Muna Muhammad will, dass die Welt davon erfährt, was sich in syrischen Gefängnissen abspielt. Auch Demütigung sei Teil der Folter. "Einmal haben sie einen Mann gefragt, was sein Beruf sei. 'Ich bin Arzt', hat er geantwortet. Dann hat der Wächter zu ihm gesagt: 'Hüpfe auf einem Bein und sag' du bist ein Hase'", erinnert sich Muna. "Erst hat der Arzt sehr leise gesprochen, also haben sie ihn geschlagen. Und dann haben wir anderen gehört, wie er immer wieder laut gerufen hat: 'Ich bin ein Hase. Ich bin ein Hase'."

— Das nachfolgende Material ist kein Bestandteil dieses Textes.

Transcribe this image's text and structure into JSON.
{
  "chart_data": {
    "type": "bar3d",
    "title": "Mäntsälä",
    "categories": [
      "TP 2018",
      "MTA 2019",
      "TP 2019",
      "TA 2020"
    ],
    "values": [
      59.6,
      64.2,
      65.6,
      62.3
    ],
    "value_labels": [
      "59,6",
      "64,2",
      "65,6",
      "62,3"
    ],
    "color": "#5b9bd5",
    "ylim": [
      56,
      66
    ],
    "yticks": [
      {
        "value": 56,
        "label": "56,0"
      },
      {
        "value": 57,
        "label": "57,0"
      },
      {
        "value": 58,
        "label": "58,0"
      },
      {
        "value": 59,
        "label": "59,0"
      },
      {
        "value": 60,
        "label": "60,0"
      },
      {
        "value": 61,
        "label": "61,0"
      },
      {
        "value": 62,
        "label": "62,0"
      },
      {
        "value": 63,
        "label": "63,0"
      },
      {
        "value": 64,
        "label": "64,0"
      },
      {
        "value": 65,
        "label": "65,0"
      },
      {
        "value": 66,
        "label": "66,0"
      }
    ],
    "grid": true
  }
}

Muna Muhammad hat ihre Geschichte aufgeschrieben. Und sie sammelt die Berichte anderer Folteropfer. Sie hat eine Selbsthilfegruppe gegründet, in der sie Frauen aus Syrien unterstützt. Sie nennt die Gruppe "Projekt Heilung".

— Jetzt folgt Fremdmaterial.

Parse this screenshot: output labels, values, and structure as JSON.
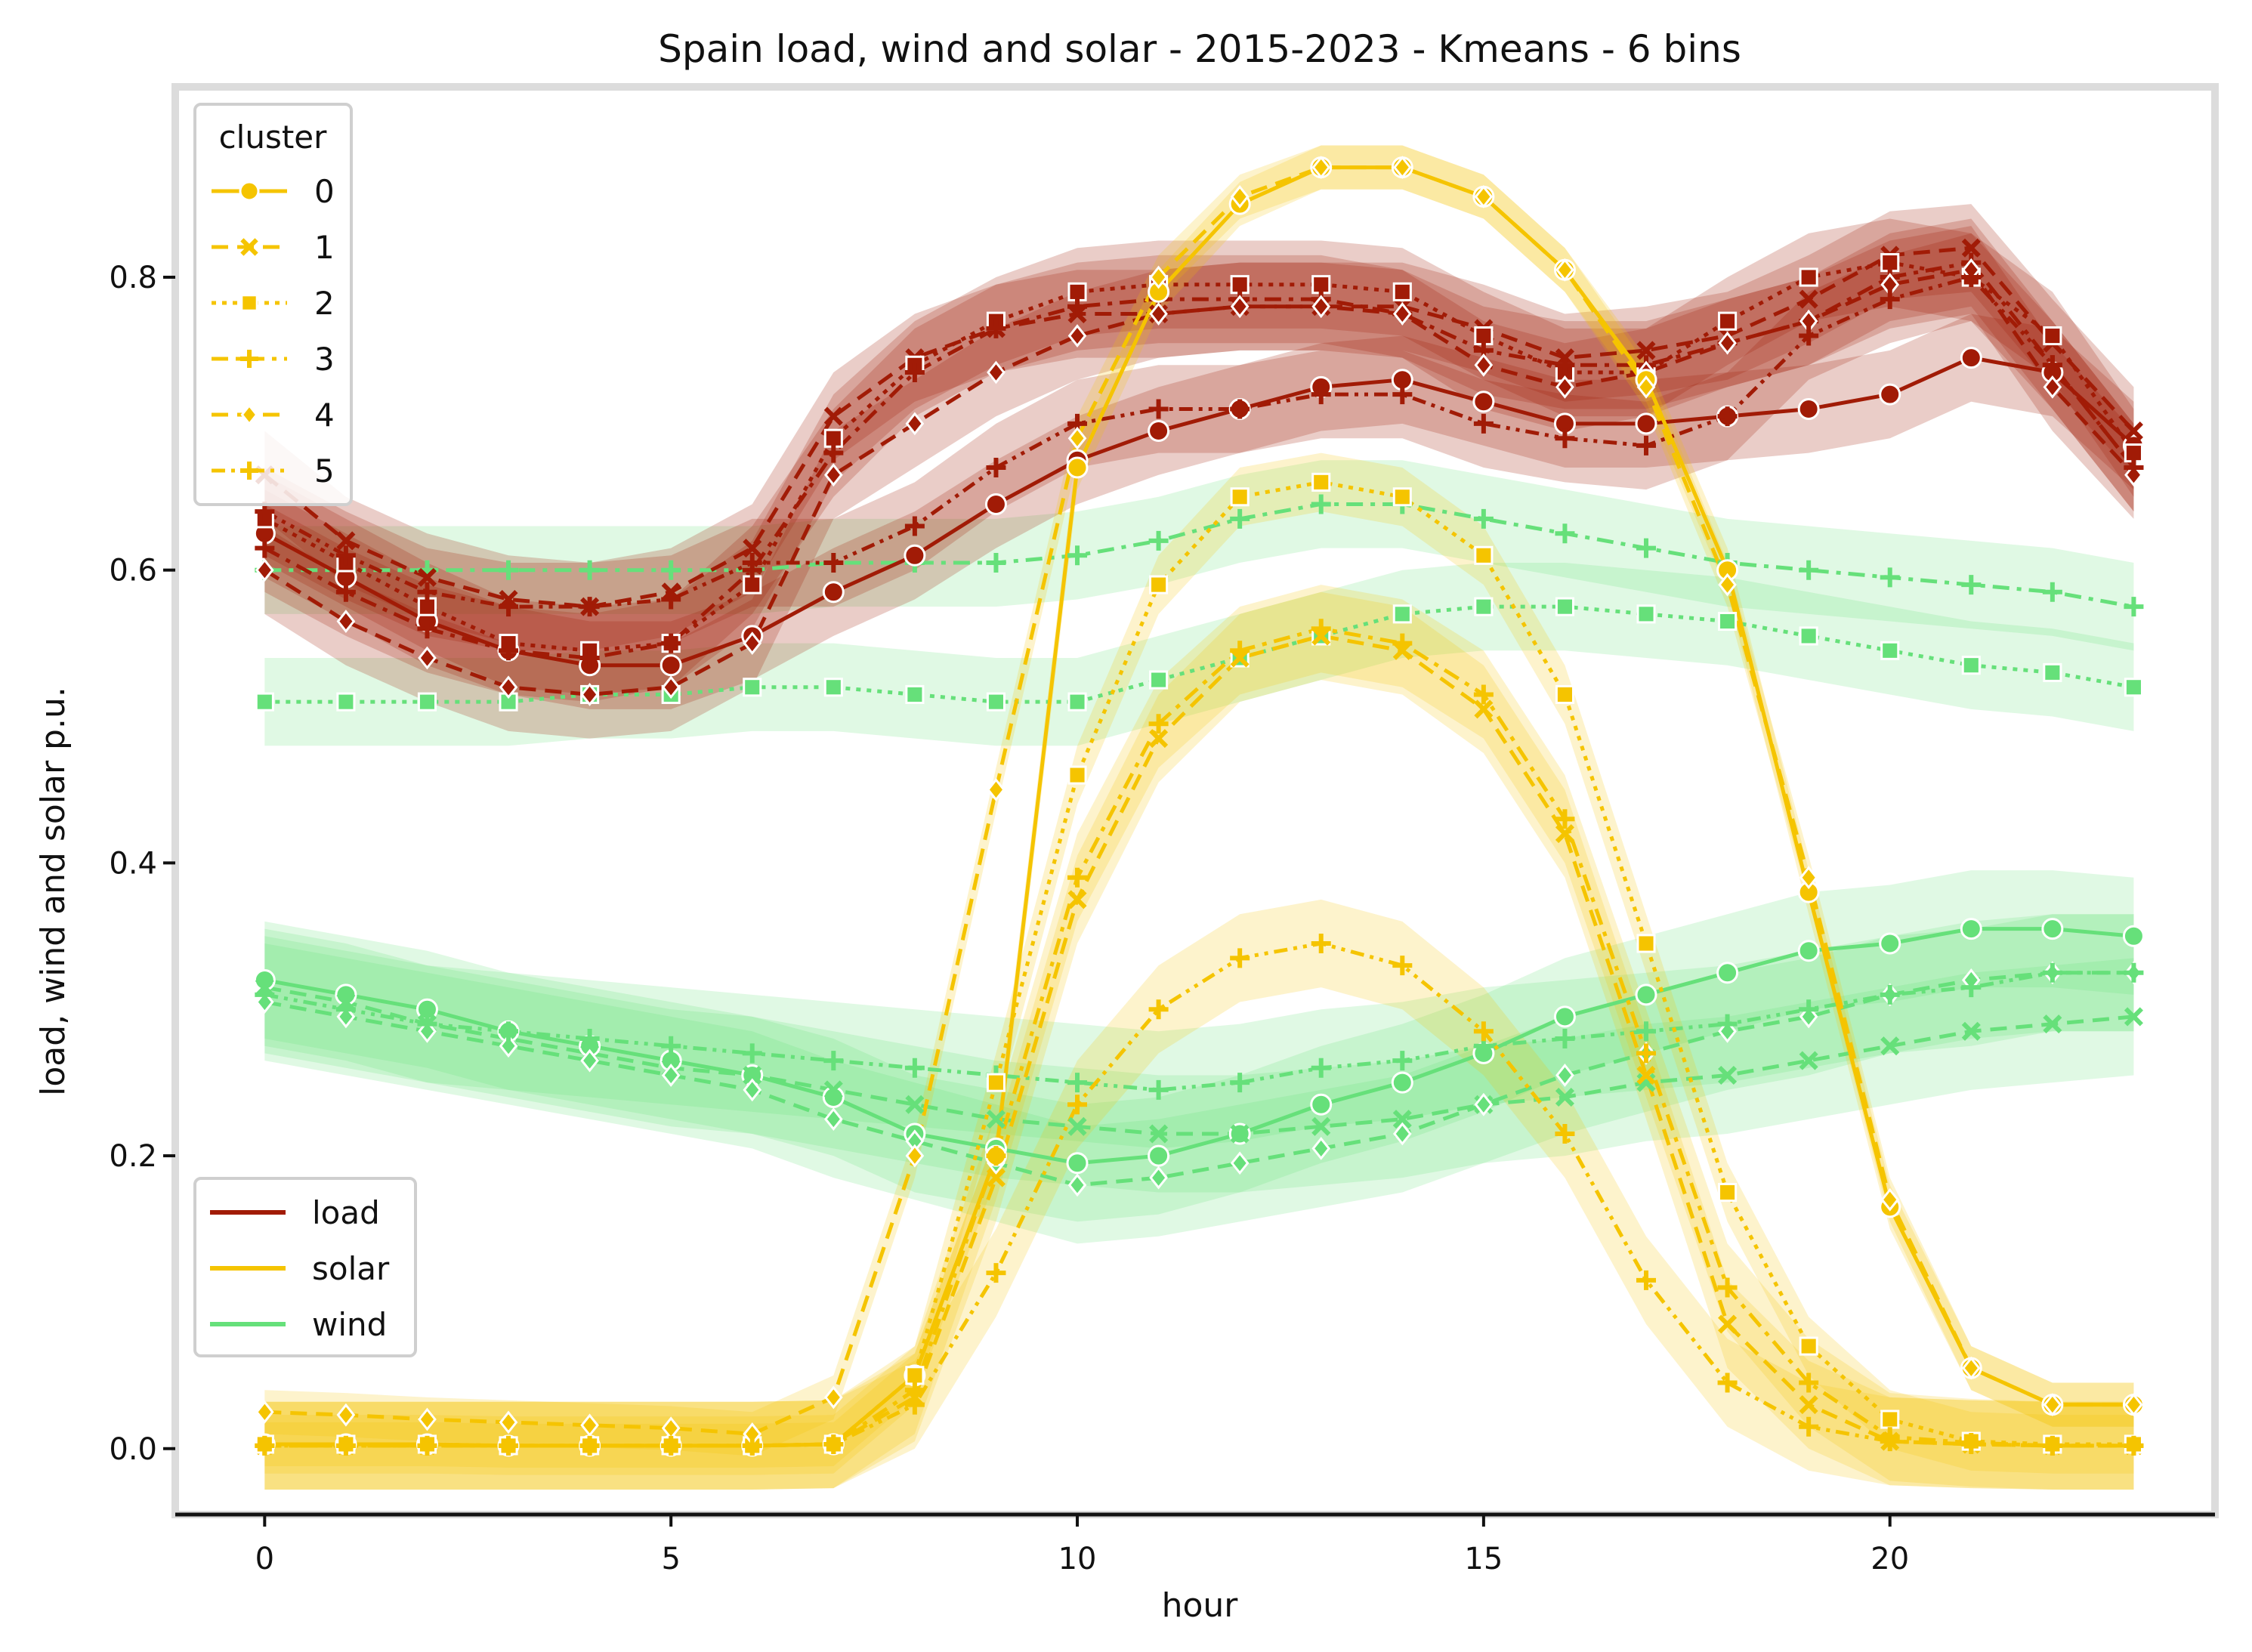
{
  "chart_data": {
    "type": "line",
    "title": "Spain load, wind and solar - 2015-2023 - Kmeans - 6 bins",
    "xlabel": "hour",
    "ylabel": "load, wind and solar p.u.",
    "xlim": [
      -1.1,
      24.0
    ],
    "ylim": [
      -0.045,
      0.93
    ],
    "xticks": [
      0,
      5,
      10,
      15,
      20
    ],
    "yticks": [
      0.0,
      0.2,
      0.4,
      0.6,
      0.8
    ],
    "xtick_labels": [
      "0",
      "5",
      "10",
      "15",
      "20"
    ],
    "ytick_labels": [
      "0.0",
      "0.2",
      "0.4",
      "0.6",
      "0.8"
    ],
    "colors": {
      "load": "#a11b06",
      "solar": "#f5c400",
      "wind": "#66e07a"
    },
    "legend_cluster": {
      "title": "cluster",
      "placement": "upper-left",
      "entries": [
        {
          "label": "0",
          "marker": "circle",
          "dash": "solid"
        },
        {
          "label": "1",
          "marker": "x",
          "dash": "dashed"
        },
        {
          "label": "2",
          "marker": "square",
          "dash": "dotted"
        },
        {
          "label": "3",
          "marker": "plus",
          "dash": "dashdot"
        },
        {
          "label": "4",
          "marker": "diamond",
          "dash": "dashed"
        },
        {
          "label": "5",
          "marker": "plus",
          "dash": "dashdotdot"
        }
      ]
    },
    "legend_type": {
      "placement": "lower-left",
      "entries": [
        {
          "label": "load",
          "color": "#a11b06"
        },
        {
          "label": "solar",
          "color": "#f5c400"
        },
        {
          "label": "wind",
          "color": "#66e07a"
        }
      ]
    },
    "x": [
      0,
      1,
      2,
      3,
      4,
      5,
      6,
      7,
      8,
      9,
      10,
      11,
      12,
      13,
      14,
      15,
      16,
      17,
      18,
      19,
      20,
      21,
      22,
      23
    ],
    "series": [
      {
        "name": "load cluster 0",
        "type": "load",
        "cluster": 0,
        "band": 0.03,
        "values": [
          0.625,
          0.595,
          0.565,
          0.545,
          0.535,
          0.535,
          0.555,
          0.585,
          0.61,
          0.645,
          0.675,
          0.695,
          0.71,
          0.725,
          0.73,
          0.715,
          0.7,
          0.7,
          0.705,
          0.71,
          0.72,
          0.745,
          0.735,
          0.685
        ]
      },
      {
        "name": "load cluster 1",
        "type": "load",
        "cluster": 1,
        "band": 0.03,
        "values": [
          0.665,
          0.62,
          0.595,
          0.58,
          0.575,
          0.585,
          0.615,
          0.705,
          0.745,
          0.765,
          0.775,
          0.775,
          0.78,
          0.78,
          0.78,
          0.765,
          0.745,
          0.75,
          0.76,
          0.785,
          0.815,
          0.82,
          0.755,
          0.695
        ]
      },
      {
        "name": "load cluster 2",
        "type": "load",
        "cluster": 2,
        "band": 0.03,
        "values": [
          0.635,
          0.605,
          0.575,
          0.55,
          0.545,
          0.55,
          0.59,
          0.69,
          0.74,
          0.77,
          0.79,
          0.795,
          0.795,
          0.795,
          0.79,
          0.76,
          0.735,
          0.735,
          0.77,
          0.8,
          0.81,
          0.8,
          0.76,
          0.68
        ]
      },
      {
        "name": "load cluster 3",
        "type": "load",
        "cluster": 3,
        "band": 0.03,
        "values": [
          0.615,
          0.585,
          0.56,
          0.545,
          0.54,
          0.55,
          0.6,
          0.68,
          0.735,
          0.765,
          0.78,
          0.785,
          0.785,
          0.785,
          0.775,
          0.75,
          0.74,
          0.74,
          0.755,
          0.77,
          0.8,
          0.81,
          0.74,
          0.67
        ]
      },
      {
        "name": "load cluster 4",
        "type": "load",
        "cluster": 4,
        "band": 0.03,
        "values": [
          0.6,
          0.565,
          0.54,
          0.52,
          0.515,
          0.52,
          0.55,
          0.665,
          0.7,
          0.735,
          0.76,
          0.775,
          0.78,
          0.78,
          0.775,
          0.74,
          0.725,
          0.735,
          0.755,
          0.77,
          0.795,
          0.805,
          0.725,
          0.665
        ]
      },
      {
        "name": "load cluster 5",
        "type": "load",
        "cluster": 5,
        "band": 0.03,
        "values": [
          0.64,
          0.61,
          0.585,
          0.575,
          0.575,
          0.58,
          0.605,
          0.605,
          0.63,
          0.67,
          0.7,
          0.71,
          0.71,
          0.72,
          0.72,
          0.7,
          0.69,
          0.685,
          0.705,
          0.76,
          0.785,
          0.8,
          0.74,
          0.67
        ]
      },
      {
        "name": "solar cluster 0",
        "type": "solar",
        "cluster": 0,
        "band": 0.015,
        "values": [
          0.003,
          0.003,
          0.003,
          0.002,
          0.002,
          0.002,
          0.002,
          0.003,
          0.05,
          0.2,
          0.67,
          0.79,
          0.85,
          0.875,
          0.875,
          0.855,
          0.805,
          0.73,
          0.6,
          0.38,
          0.165,
          0.055,
          0.03,
          0.03
        ]
      },
      {
        "name": "solar cluster 1",
        "type": "solar",
        "cluster": 1,
        "band": 0.03,
        "values": [
          0.002,
          0.002,
          0.002,
          0.002,
          0.002,
          0.002,
          0.002,
          0.003,
          0.035,
          0.185,
          0.375,
          0.485,
          0.54,
          0.555,
          0.545,
          0.505,
          0.42,
          0.255,
          0.085,
          0.03,
          0.005,
          0.003,
          0.002,
          0.002
        ]
      },
      {
        "name": "solar cluster 2",
        "type": "solar",
        "cluster": 2,
        "band": 0.02,
        "values": [
          0.003,
          0.003,
          0.003,
          0.002,
          0.002,
          0.002,
          0.002,
          0.003,
          0.05,
          0.25,
          0.46,
          0.59,
          0.65,
          0.66,
          0.65,
          0.61,
          0.515,
          0.345,
          0.175,
          0.07,
          0.02,
          0.005,
          0.003,
          0.003
        ]
      },
      {
        "name": "solar cluster 3",
        "type": "solar",
        "cluster": 3,
        "band": 0.03,
        "values": [
          0.002,
          0.002,
          0.002,
          0.002,
          0.002,
          0.002,
          0.002,
          0.003,
          0.04,
          0.2,
          0.39,
          0.495,
          0.545,
          0.56,
          0.55,
          0.515,
          0.43,
          0.27,
          0.11,
          0.045,
          0.008,
          0.004,
          0.002,
          0.002
        ]
      },
      {
        "name": "solar cluster 4",
        "type": "solar",
        "cluster": 4,
        "band": 0.015,
        "values": [
          0.025,
          0.023,
          0.02,
          0.018,
          0.016,
          0.014,
          0.01,
          0.035,
          0.2,
          0.45,
          0.69,
          0.8,
          0.855,
          0.875,
          0.875,
          0.855,
          0.805,
          0.725,
          0.59,
          0.39,
          0.17,
          0.055,
          0.03,
          0.03
        ]
      },
      {
        "name": "solar cluster 5",
        "type": "solar",
        "cluster": 5,
        "band": 0.03,
        "values": [
          0.002,
          0.002,
          0.002,
          0.002,
          0.002,
          0.002,
          0.002,
          0.003,
          0.03,
          0.12,
          0.235,
          0.3,
          0.335,
          0.345,
          0.33,
          0.285,
          0.215,
          0.115,
          0.045,
          0.015,
          0.005,
          0.003,
          0.002,
          0.002
        ]
      },
      {
        "name": "wind cluster 0",
        "type": "wind",
        "cluster": 0,
        "band": 0.04,
        "values": [
          0.32,
          0.31,
          0.3,
          0.285,
          0.275,
          0.265,
          0.255,
          0.24,
          0.215,
          0.205,
          0.195,
          0.2,
          0.215,
          0.235,
          0.25,
          0.27,
          0.295,
          0.31,
          0.325,
          0.34,
          0.345,
          0.355,
          0.355,
          0.35
        ]
      },
      {
        "name": "wind cluster 1",
        "type": "wind",
        "cluster": 1,
        "band": 0.04,
        "values": [
          0.315,
          0.305,
          0.29,
          0.28,
          0.27,
          0.26,
          0.255,
          0.245,
          0.235,
          0.225,
          0.22,
          0.215,
          0.215,
          0.22,
          0.225,
          0.235,
          0.24,
          0.25,
          0.255,
          0.265,
          0.275,
          0.285,
          0.29,
          0.295
        ]
      },
      {
        "name": "wind cluster 2",
        "type": "wind",
        "cluster": 2,
        "band": 0.03,
        "values": [
          0.51,
          0.51,
          0.51,
          0.51,
          0.515,
          0.515,
          0.52,
          0.52,
          0.515,
          0.51,
          0.51,
          0.525,
          0.54,
          0.555,
          0.57,
          0.575,
          0.575,
          0.57,
          0.565,
          0.555,
          0.545,
          0.535,
          0.53,
          0.52
        ]
      },
      {
        "name": "wind cluster 3",
        "type": "wind",
        "cluster": 3,
        "band": 0.03,
        "values": [
          0.6,
          0.6,
          0.6,
          0.6,
          0.6,
          0.6,
          0.6,
          0.605,
          0.605,
          0.605,
          0.61,
          0.62,
          0.635,
          0.645,
          0.645,
          0.635,
          0.625,
          0.615,
          0.605,
          0.6,
          0.595,
          0.59,
          0.585,
          0.575
        ]
      },
      {
        "name": "wind cluster 4",
        "type": "wind",
        "cluster": 4,
        "band": 0.04,
        "values": [
          0.305,
          0.295,
          0.285,
          0.275,
          0.265,
          0.255,
          0.245,
          0.225,
          0.21,
          0.195,
          0.18,
          0.185,
          0.195,
          0.205,
          0.215,
          0.235,
          0.255,
          0.27,
          0.285,
          0.295,
          0.31,
          0.32,
          0.325,
          0.325
        ]
      },
      {
        "name": "wind cluster 5",
        "type": "wind",
        "cluster": 5,
        "band": 0.04,
        "values": [
          0.31,
          0.3,
          0.29,
          0.285,
          0.28,
          0.275,
          0.27,
          0.265,
          0.26,
          0.255,
          0.25,
          0.245,
          0.25,
          0.26,
          0.265,
          0.275,
          0.28,
          0.285,
          0.29,
          0.3,
          0.31,
          0.315,
          0.325,
          0.325
        ]
      }
    ]
  }
}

"Manche der Frauen weigern sich, über die Dinge zu sprechen, die ihnen im Gefängnis widerfahren sind. Andere brechen zusammen und können nicht aufhören zu weinen, wenn sie darüber reden", sagt Muna. "Ich versuche ihnen zu vermitteln, dass sie stark sind. Und dass es nicht ihre Schuld ist, dass ihnen so schlimme Dinge angetan wurden. Ich sage ihnen: Fangt ein neues Leben an."
Munas neues Leben ist in der Türkei. Doch eines Tages - das hofft sie zumindest - wird sie dabei helfen können, ihre Peiniger in Syrien zur Verantwortung zu ziehen.